Foutrement : la mécanique du corps

Foutrement : la mécanique du corps
  • Date:
  • Auteur: Maryse Boyce
  • Catégorie: Vu / Entendu

Pour quatre jours seulement, du 25 au 28 janvier 2012, le théâtre de Quat'Sous nous donne la chance de voir ou de revoir la deuxième création de la chorégraphe Virginie Brunelle, Foutrement, qui avait à l'origine été présentée à La Chapelle. Cadette de Le Complexe des genres, mais aînée de Les Cuisses à l'écart du coeur, la pièce aborde un thème cher à la chorégraphe, la dynamique des relations homme-femme. Elle jette cette fois-ci une attention particulière à l'adultère. Compte-rendu d'une soirée qui marque.

À l'ouverture de la pièce, une danseuse nue tremble de tout son corps, en équilibre sur ses pointes, alors qu'un homme se tient en retrait. Sont alors enfilées à l'unisson, frénétiquement, des protections de hockey pour le haut du corps.
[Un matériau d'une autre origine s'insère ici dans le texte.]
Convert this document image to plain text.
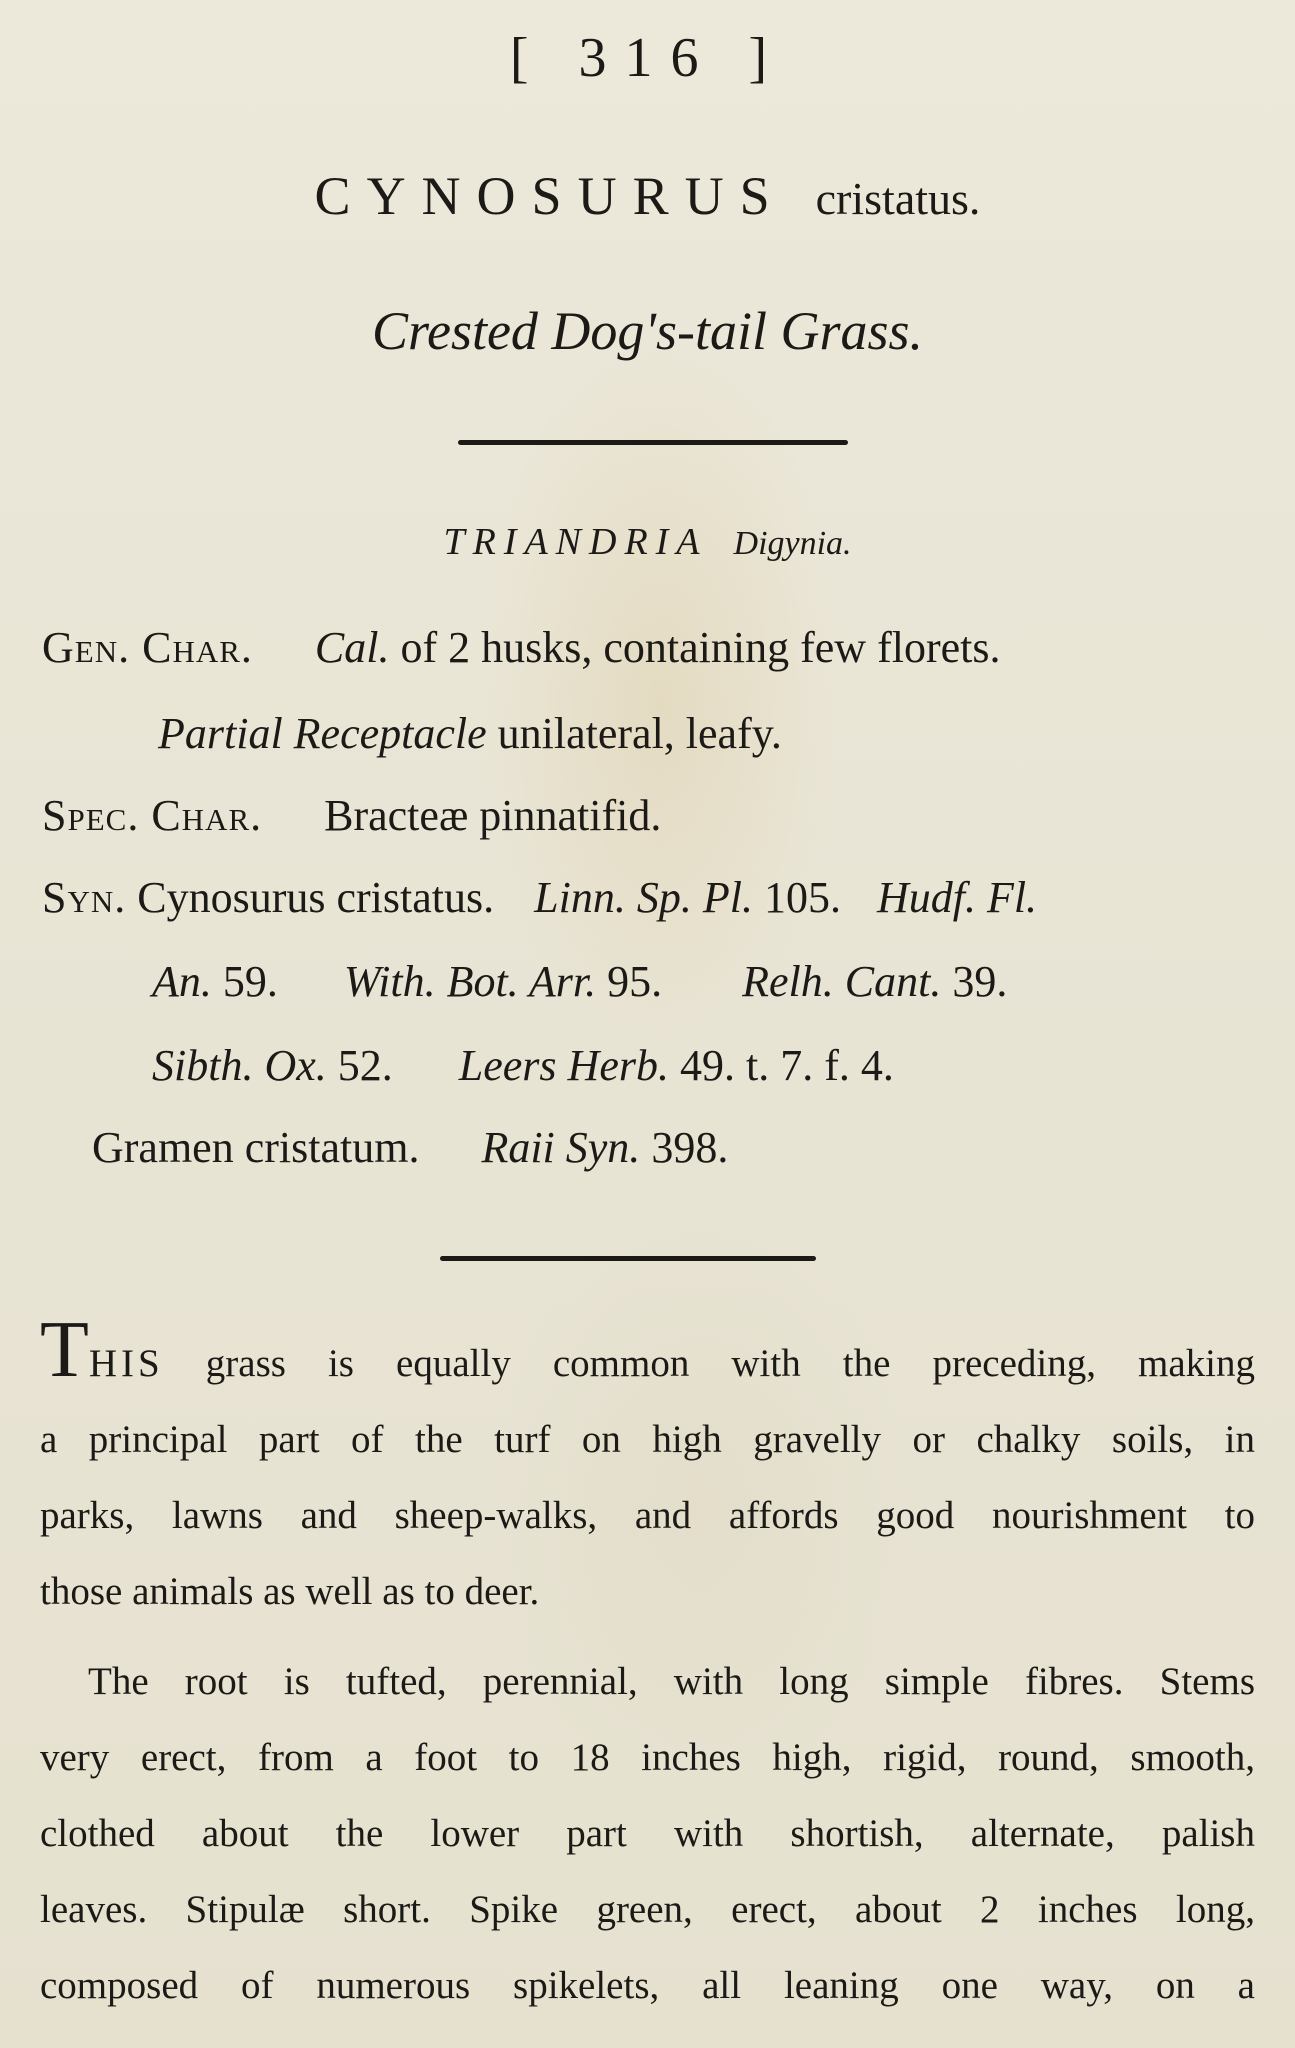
[ 316 ]
CYNOSURUS cristatus.
Crested Dog's-tail Grass.
TRIANDRIA Digynia.
Gen. Char. Cal. of 2 husks, containing few florets.
Partial Receptacle unilateral, leafy.
Spec. Char. Bracteæ pinnatifid.
Syn. Cynosurus cristatus. Linn. Sp. Pl. 105. Hudf. Fl.
An. 59. With. Bot. Arr. 95. Relh. Cant. 39.
Sibth. Ox. 52. Leers Herb. 49. t. 7. f. 4.
Gramen cristatum. Raii Syn. 398.
THIS grass is equally common with the preceding, making
a principal part of the turf on high gravelly or chalky soils, in
parks, lawns and sheep-walks, and affords good nourishment to
those animals as well as to deer.
The root is tufted, perennial, with long simple fibres. Stems
very erect, from a foot to 18 inches high, rigid, round, smooth,
clothed about the lower part with shortish, alternate, palish
leaves. Stipulæ short. Spike green, erect, about 2 inches long,
composed of numerous spikelets, all leaning one way, on a
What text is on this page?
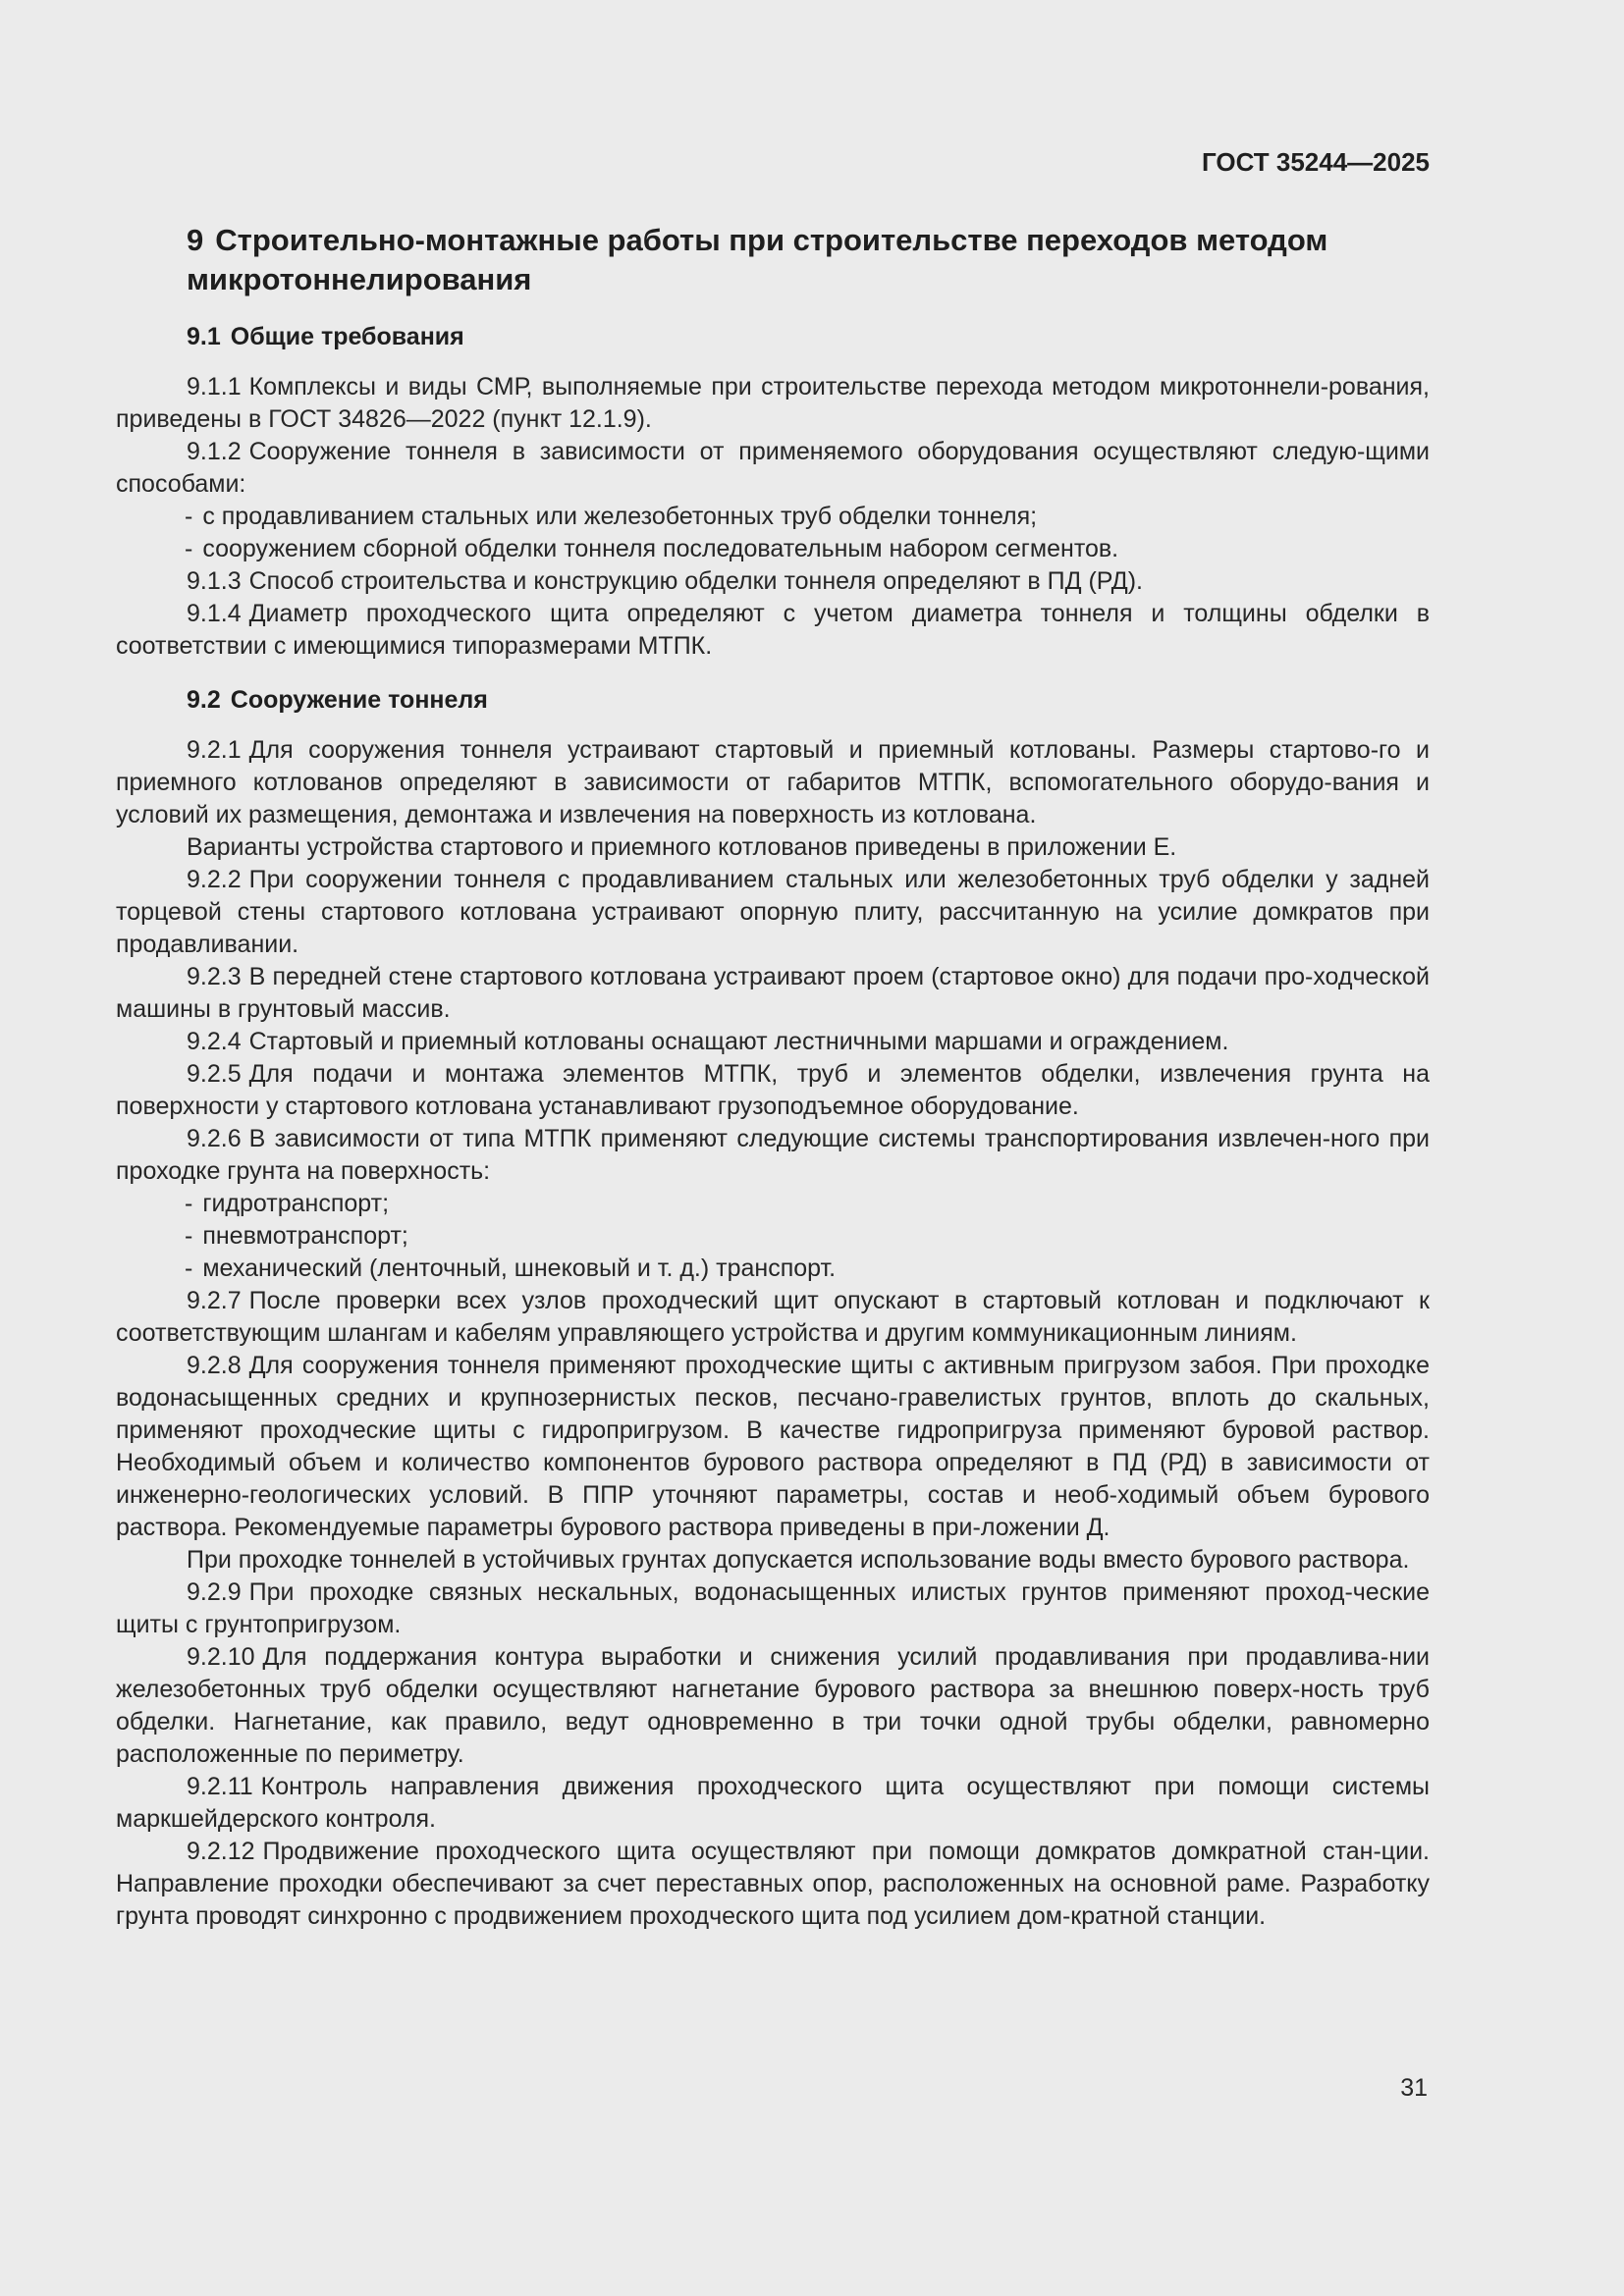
ГОСТ 35244—2025
9 Строительно-монтажные работы при строительстве переходов методом микротоннелирования
9.1 Общие требования

9.1.1 Комплексы и виды СМР, выполняемые при строительстве перехода методом микротоннели-рования, приведены в ГОСТ 34826—2022 (пункт 12.1.9).

9.1.2 Сооружение тоннеля в зависимости от применяемого оборудования осуществляют следую-щими способами:

- с продавливанием стальных или железобетонных труб обделки тоннеля;

- сооружением сборной обделки тоннеля последовательным набором сегментов.

9.1.3 Способ строительства и конструкцию обделки тоннеля определяют в ПД (РД).

9.1.4 Диаметр проходческого щита определяют с учетом диаметра тоннеля и толщины обделки в соответствии с имеющимися типоразмерами МТПК.

9.2 Сооружение тоннеля

9.2.1 Для сооружения тоннеля устраивают стартовый и приемный котлованы. Размеры стартово-го и приемного котлованов определяют в зависимости от габаритов МТПК, вспомогательного оборудо-вания и условий их размещения, демонтажа и извлечения на поверхность из котлована.

Варианты устройства стартового и приемного котлованов приведены в приложении Е.

9.2.2 При сооружении тоннеля с продавливанием стальных или железобетонных труб обделки у задней торцевой стены стартового котлована устраивают опорную плиту, рассчитанную на усилие домкратов при продавливании.

9.2.3 В передней стене стартового котлована устраивают проем (стартовое окно) для подачи про-ходческой машины в грунтовый массив.

9.2.4 Стартовый и приемный котлованы оснащают лестничными маршами и ограждением.

9.2.5 Для подачи и монтажа элементов МТПК, труб и элементов обделки, извлечения грунта на поверхности у стартового котлована устанавливают грузоподъемное оборудование.

9.2.6 В зависимости от типа МТПК применяют следующие системы транспортирования извлечен-ного при проходке грунта на поверхность:

- гидротранспорт;

- пневмотранспорт;

- механический (ленточный, шнековый и т. д.) транспорт.

9.2.7 После проверки всех узлов проходческий щит опускают в стартовый котлован и подключают к соответствующим шлангам и кабелям управляющего устройства и другим коммуникационным линиям.

9.2.8 Для сооружения тоннеля применяют проходческие щиты с активным пригрузом забоя. При проходке водонасыщенных средних и крупнозернистых песков, песчано-гравелистых грунтов, вплоть до скальных, применяют проходческие щиты с гидропригрузом. В качестве гидропригруза применяют буровой раствор. Необходимый объем и количество компонентов бурового раствора определяют в ПД (РД) в зависимости от инженерно-геологических условий. В ППР уточняют параметры, состав и необ-ходимый объем бурового раствора. Рекомендуемые параметры бурового раствора приведены в при-ложении Д.

При проходке тоннелей в устойчивых грунтах допускается использование воды вместо бурового раствора.

9.2.9 При проходке связных нескальных, водонасыщенных илистых грунтов применяют проход-ческие щиты с грунтопригрузом.

9.2.10 Для поддержания контура выработки и снижения усилий продавливания при продавлива-нии железобетонных труб обделки осуществляют нагнетание бурового раствора за внешнюю поверх-ность труб обделки. Нагнетание, как правило, ведут одновременно в три точки одной трубы обделки, равномерно расположенные по периметру.

9.2.11 Контроль направления движения проходческого щита осуществляют при помощи системы маркшейдерского контроля.

9.2.12 Продвижение проходческого щита осуществляют при помощи домкратов домкратной стан-ции. Направление проходки обеспечивают за счет переставных опор, расположенных на основной раме. Разработку грунта проводят синхронно с продвижением проходческого щита под усилием дом-кратной станции.

31
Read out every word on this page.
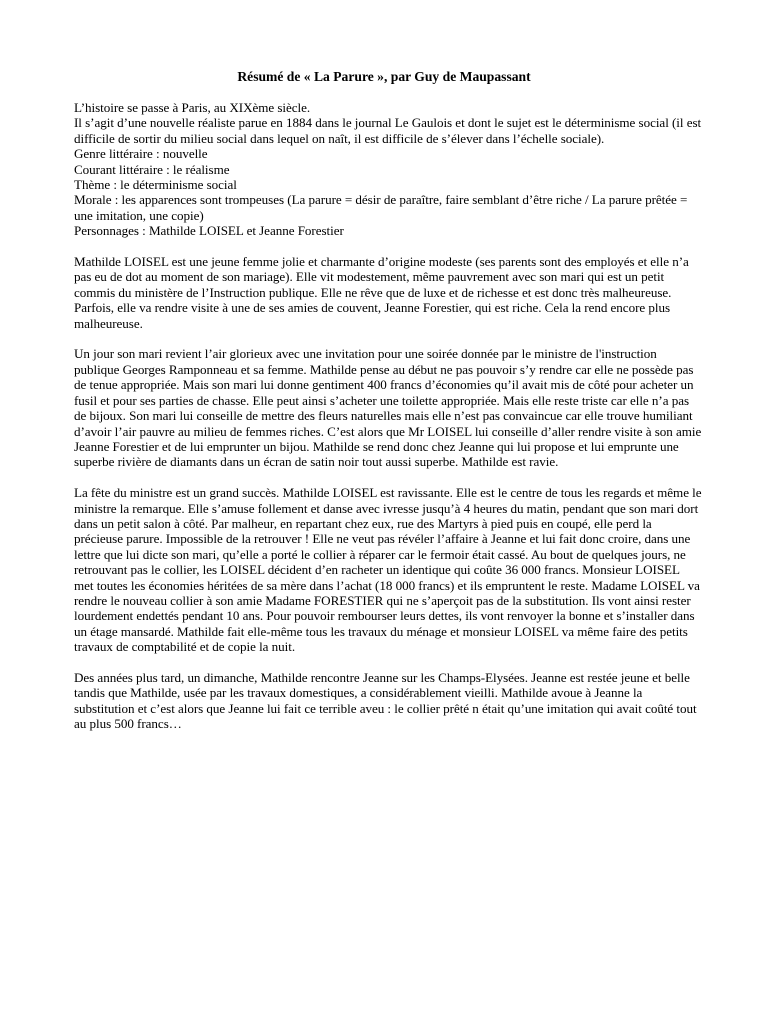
Résumé de « La Parure », par Guy de Maupassant
L’histoire se passe à Paris, au XIXème siècle.
Il s’agit d’une nouvelle réaliste parue en 1884 dans le journal Le Gaulois et dont le sujet est le déterminisme social (il est difficile de sortir du milieu social dans lequel on naît, il est difficile de s’élever dans l’échelle sociale).
Genre littéraire : nouvelle
Courant littéraire : le réalisme
Thème : le déterminisme social
Morale : les apparences sont trompeuses (La parure = désir de paraître, faire semblant d’être riche / La parure prêtée = une imitation, une copie)
Personnages : Mathilde LOISEL et Jeanne Forestier

Mathilde LOISEL est une jeune femme jolie et charmante d’origine modeste (ses parents sont des employés et elle n’a pas eu de dot au moment de son mariage). Elle vit modestement, même pauvrement avec son mari qui est un petit commis du ministère de l’Instruction publique. Elle ne rêve que de luxe et de richesse et est donc très malheureuse. Parfois, elle va rendre visite à une de ses amies de couvent, Jeanne Forestier, qui est riche. Cela la rend encore plus malheureuse.

Un jour son mari revient l’air glorieux avec une invitation pour une soirée donnée par le ministre de l'instruction publique Georges Ramponneau et sa femme. Mathilde pense au début ne pas pouvoir s’y rendre car elle ne possède pas de tenue appropriée. Mais son mari lui donne gentiment 400 francs d’économies qu’il avait mis de côté pour acheter un fusil et pour ses parties de chasse. Elle peut ainsi s’acheter une toilette appropriée. Mais elle reste triste car elle n’a pas de bijoux. Son mari lui conseille de mettre des fleurs naturelles mais elle n’est pas convaincue car elle trouve humiliant d’avoir l’air pauvre au milieu de femmes riches. C’est alors que Mr LOISEL lui conseille d’aller rendre visite à son amie Jeanne Forestier et de lui emprunter un bijou. Mathilde se rend donc chez Jeanne qui lui propose et lui emprunte une superbe rivière de diamants dans un écran de satin noir tout aussi superbe. Mathilde est ravie.

La fête du ministre est un grand succès. Mathilde LOISEL est ravissante. Elle est le centre de tous les regards et même le ministre la remarque. Elle s’amuse follement et danse avec ivresse jusqu’à 4 heures du matin, pendant que son mari dort dans un petit salon à côté. Par malheur, en repartant chez eux, rue des Martyrs à pied puis en coupé, elle perd la précieuse parure. Impossible de la retrouver ! Elle ne veut pas révéler l’affaire à Jeanne et lui fait donc croire, dans une lettre que lui dicte son mari, qu’elle a porté le collier à réparer car le fermoir était cassé. Au bout de quelques jours, ne retrouvant pas le collier, les LOISEL décident d’en racheter un identique qui coûte 36 000 francs. Monsieur LOISEL met toutes les économies héritées de sa mère dans l’achat (18 000 francs) et ils empruntent le reste. Madame LOISEL va rendre le nouveau collier à son amie Madame FORESTIER qui ne s’aperçoit pas de la substitution. Ils vont ainsi rester lourdement endettés pendant 10 ans. Pour pouvoir rembourser leurs dettes, ils vont renvoyer la bonne et s’installer dans un étage mansardé. Mathilde fait elle-même tous les travaux du ménage et monsieur LOISEL va même faire des petits travaux de comptabilité et de copie la nuit.

Des années plus tard, un dimanche, Mathilde rencontre Jeanne sur les Champs-Elysées. Jeanne est restée jeune et belle tandis que Mathilde, usée par les travaux domestiques, a considérablement vieilli. Mathilde avoue à Jeanne la substitution et c’est alors que Jeanne lui fait ce terrible aveu : le collier prêté n était qu’une imitation qui avait coûté tout au plus 500 francs…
Le cœur ainsi protégé, il s'ensuit une rencontre où la tension charnelle est palpable et très gracieusement démontrée.

Dans une entrevue faite par Fabbie Barthélémy en mai 2010, Virginie Brunelle avouait avoir pour influence Pina Bausch, une chorégraphe allemande, dont l'oeuvre a récemment été portée au grand écran par Wim Wenders, pratiquement au même moment où Brunelle signait la chorégraphie de certaines scènes du film Nuit #1. Les traces de l'Allemande sont palpables dans la manière de Virginie de placer certaines séquences de chute en boucle, jusqu'à ce que le mouvement épuré des deux corps forme une boucle fluide tout à fait poétique.

Sans être moralisatrice ni surlignée à gros traits, la pièce réussit à montrer et faire vivre tous les états possibles de l'adultère : attirance électrique, désirs non synchronisés, va-et-vient entre rejet et réciprocité, efforts de la séduction, tendresse et déception en un crescendo que l'on ne croit pas possible tellement les émotions sont bien transmises et l'intensité forte.

La chorégraphie oscille entre brutalité, délicatesse, sensualité, beauté et violence. La souffrance côtoie le plaisir et la passion précède la tristesse dans des moments d'apesanteur fragile et de débandade frénétique. La performance des danseurs, très physique, impressionne. La trame sonore porte bien les tableaux, leur insufflant tantôt une plus grande intensité ou encore une ironie comique lorsque les airs de Love Hurts résonnent. Foutrement, c'est un soixante-cinq minutes qui laisse des belles images dans la tête et qui varlope le coeur.

On y court parce qu'il ne reste que 2 représentation.

Foutrement, présenté au Théâtre de Quat'Sous du 25 au 29 janvier.